Writing an essay for Gore Vidal reminds me of picking up a guitar after Segovia passed – any attempt pales in such close proximity to the master. But I’ll offer a few notes in hopes of drawing some new readers to Mr. Vidal’s exemplary writing and powerful social critique and analysis.
I encountered many of Mr. Vidal’s essays long before encountering sociology, so my mind was effectively pre-blown before entering the field. Just as early exposure to The New Yorker opened new worlds to young Gary Keillor, those wicked-smart essays brought this Minnesota kid a new vision and perspective on American society. He made historical and literary allusions that were new to me, but the writing was richly rewarding and accessible to any 10th-grader with a little patience and a lot of dictionary.

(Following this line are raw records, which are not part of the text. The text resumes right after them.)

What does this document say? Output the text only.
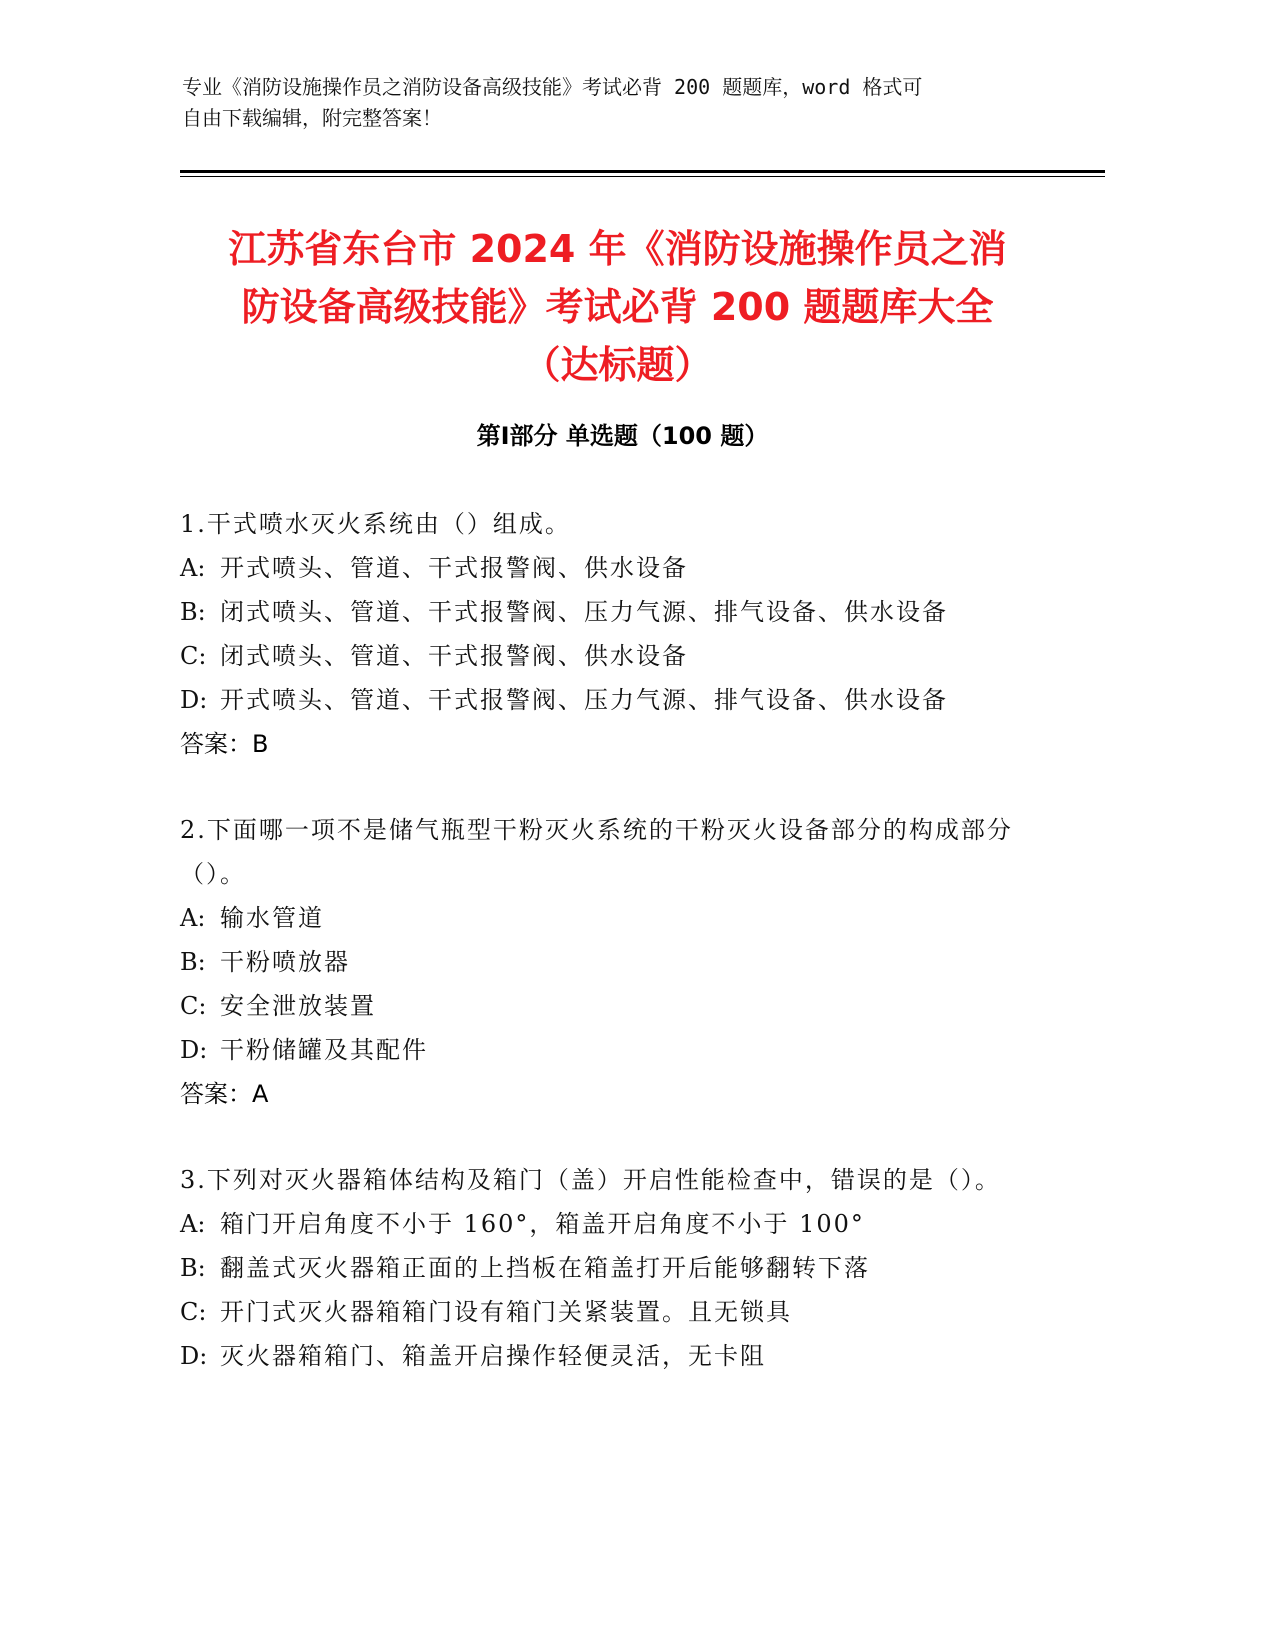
专业《消防设施操作员之消防设备高级技能》考试必背 200 题题库，word 格式可
自由下载编辑，附完整答案！
江苏省东台市 2024 年《消防设施操作员之消
防设备高级技能》考试必背 200 题题库大全
（达标题）
第Ⅰ部分 单选题（100 题）

1.干式喷水灭火系统由（）组成。

A: 开式喷头、管道、干式报警阀、供水设备

B: 闭式喷头、管道、干式报警阀、压力气源、排气设备、供水设备

C: 闭式喷头、管道、干式报警阀、供水设备

D: 开式喷头、管道、干式报警阀、压力气源、排气设备、供水设备

答案：B

2.下面哪一项不是储气瓶型干粉灭火系统的干粉灭火设备部分的构成部分（）。

A: 输水管道

B: 干粉喷放器

C: 安全泄放装置

D: 干粉储罐及其配件

答案：A

3.下列对灭火器箱体结构及箱门（盖）开启性能检查中，错误的是（）。

A: 箱门开启角度不小于 160°，箱盖开启角度不小于 100°

B: 翻盖式灭火器箱正面的上挡板在箱盖打开后能够翻转下落

C: 开门式灭火器箱箱门设有箱门关紧装置。且无锁具

D: 灭火器箱箱门、箱盖开启操作轻便灵活，无卡阻
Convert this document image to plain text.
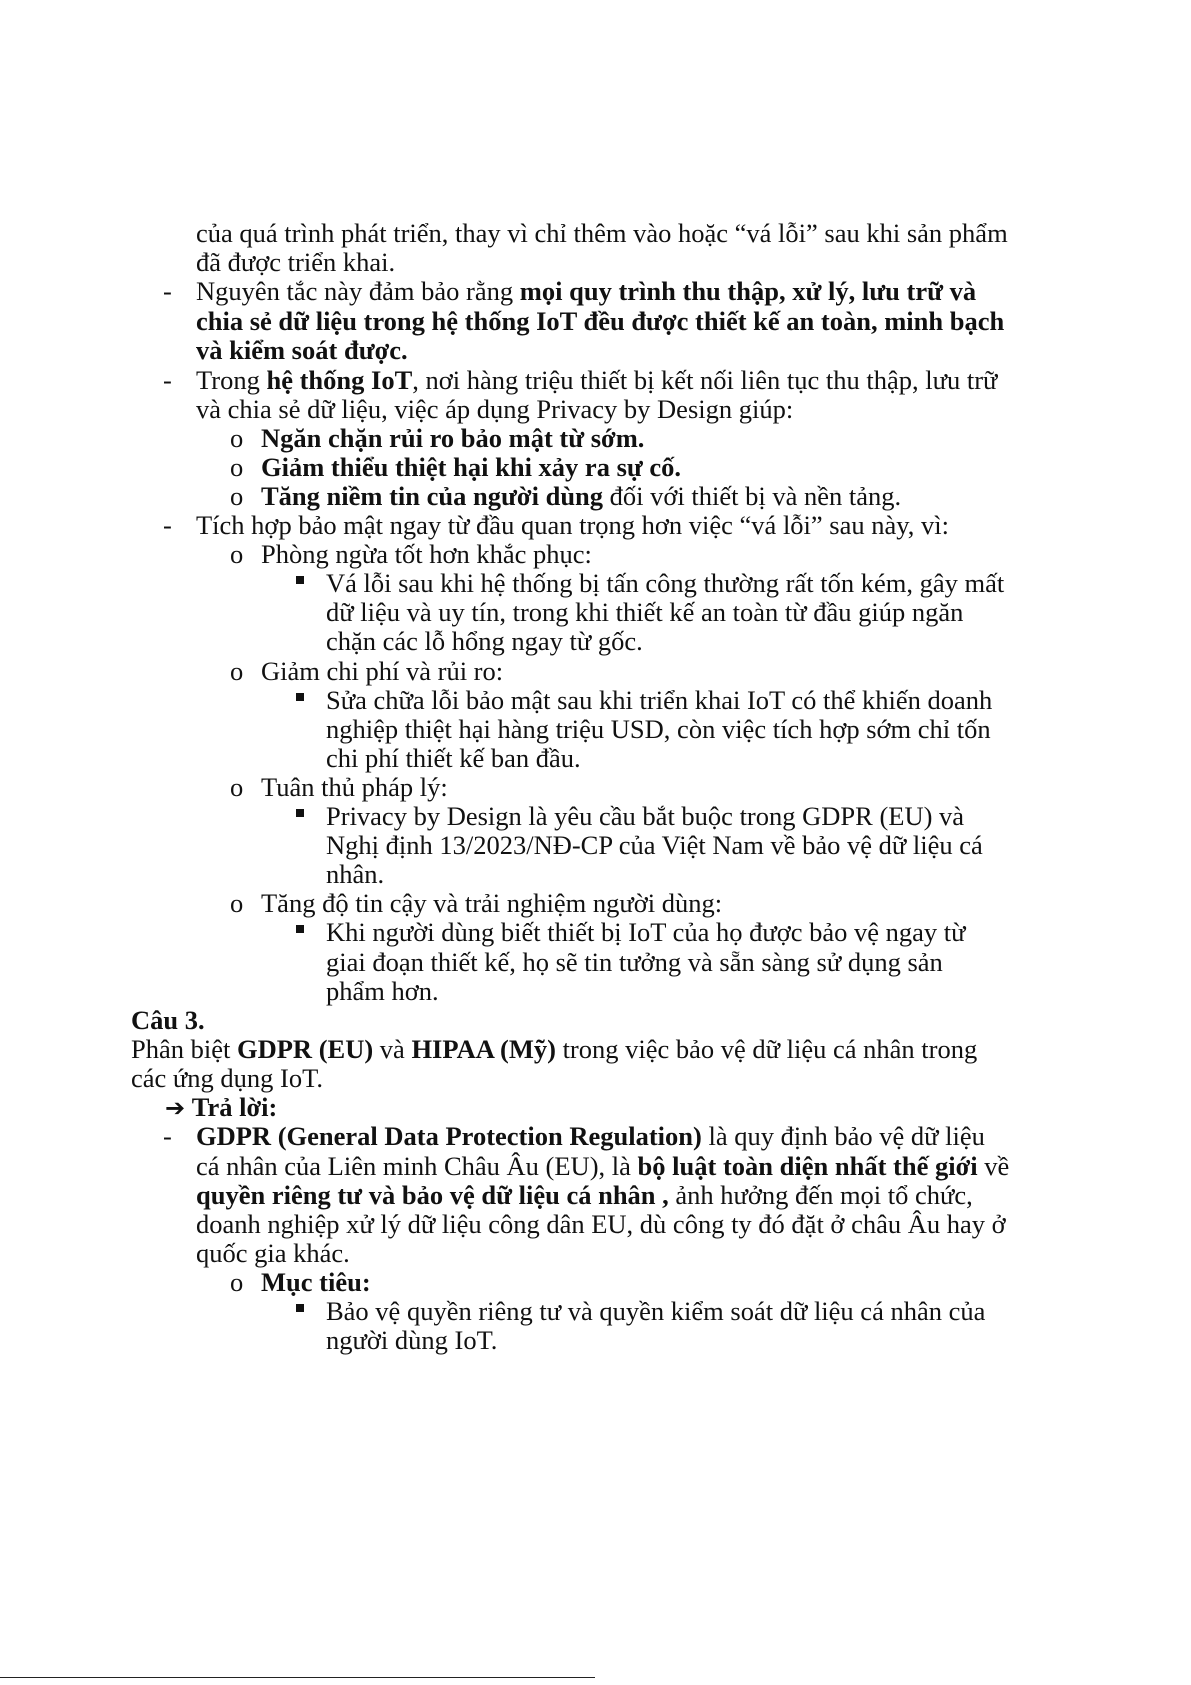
của quá trình phát triển, thay vì chỉ thêm vào hoặc “vá lỗi” sau khi sản phẩm
đã được triển khai.
- Nguyên tắc này đảm bảo rằng mọi quy trình thu thập, xử lý, lưu trữ và
chia sẻ dữ liệu trong hệ thống IoT đều được thiết kế an toàn, minh bạch
và kiểm soát được.
- Trong hệ thống IoT, nơi hàng triệu thiết bị kết nối liên tục thu thập, lưu trữ
và chia sẻ dữ liệu, việc áp dụng Privacy by Design giúp:
o Ngăn chặn rủi ro bảo mật từ sớm.
o Giảm thiểu thiệt hại khi xảy ra sự cố.
o Tăng niềm tin của người dùng đối với thiết bị và nền tảng.
- Tích hợp bảo mật ngay từ đầu quan trọng hơn việc “vá lỗi” sau này, vì:
o Phòng ngừa tốt hơn khắc phục:
Vá lỗi sau khi hệ thống bị tấn công thường rất tốn kém, gây mất
dữ liệu và uy tín, trong khi thiết kế an toàn từ đầu giúp ngăn
chặn các lỗ hổng ngay từ gốc.
o Giảm chi phí và rủi ro:
Sửa chữa lỗi bảo mật sau khi triển khai IoT có thể khiến doanh
nghiệp thiệt hại hàng triệu USD, còn việc tích hợp sớm chỉ tốn
chi phí thiết kế ban đầu.
o Tuân thủ pháp lý:
Privacy by Design là yêu cầu bắt buộc trong GDPR (EU) và
Nghị định 13/2023/NĐ-CP của Việt Nam về bảo vệ dữ liệu cá
nhân.
o Tăng độ tin cậy và trải nghiệm người dùng:
Khi người dùng biết thiết bị IoT của họ được bảo vệ ngay từ
giai đoạn thiết kế, họ sẽ tin tưởng và sẵn sàng sử dụng sản
phẩm hơn.
Câu 3.
Phân biệt GDPR (EU) và HIPAA (Mỹ) trong việc bảo vệ dữ liệu cá nhân trong
các ứng dụng IoT.
➔ Trả lời:
- GDPR (General Data Protection Regulation) là quy định bảo vệ dữ liệu
cá nhân của Liên minh Châu Âu (EU), là bộ luật toàn diện nhất thế giới về
quyền riêng tư và bảo vệ dữ liệu cá nhân , ảnh hưởng đến mọi tổ chức,
doanh nghiệp xử lý dữ liệu công dân EU, dù công ty đó đặt ở châu Âu hay ở
quốc gia khác.
o Mục tiêu:
Bảo vệ quyền riêng tư và quyền kiểm soát dữ liệu cá nhân của
người dùng IoT.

I inhaled the entire Vidal collection in the public library, but today I’m recalling two basic insights. He wasn’t the first to make them, of course, but he made them so clearly and elegantly that they quickly took root. First, he offered a sharp-eyed insider’s analysis of how wealth and power might really operate in the United States. Now, I can’t say I ever swallowed this vision hook, line, and sinker, but it did seem to comport with the evening news about as well as the facts I’d been taught in my history and social studies classes (Dems versus Republicans? That’s splitting hairs, my boy. Think: who’s pulling the strings?). And by the time I got to college and discovered sociologists like C. Wright Mills and William Domhoff, I could approach their arguments with some degree of familiarity and preparation.
Second, Mr. Vidal’s sensitive (and, at times, hilarious) writing on sexual diversity convinced me that the putatively fundamental categories I’d taken for granted were surely oversimplifications. Here too, Mr. Vidal’s perspective provided a better fit to the social facts I was encountering as a high school student and music writer. Here’s a passage touching on both power and sex, from a 1979 Playboy interview that I likely read behind Ralph’s grocery at Charlton and Wentworth:
Today Americans are in a state of terminal hysteria on the subject of sex in general and of homosexuality in particular because the owners of the country (buttressed by a religion that they have shrewdly adapted to their own ends) regard the family as their last means of control over those who work and consume. For two millennia, women have been treated as chattel, while homosexuality has been made to seem a crime, a vice, an illness.”
Some of Mr. Vidal’s obits hint that his essays are too historically specific to stand the test of time, but I’m guessing that Bernard Shaw’s obit writers said the same things about his remarkable prefaces. The excerpt above suggests that either American society has not changed all that much in 33 years or that, like a good sociologist, Gore Vidal’s analysis transcends the particular moments and controversies of his research sites. Judge for yourself, perhaps starting online or with United States: Essays 1952-1992.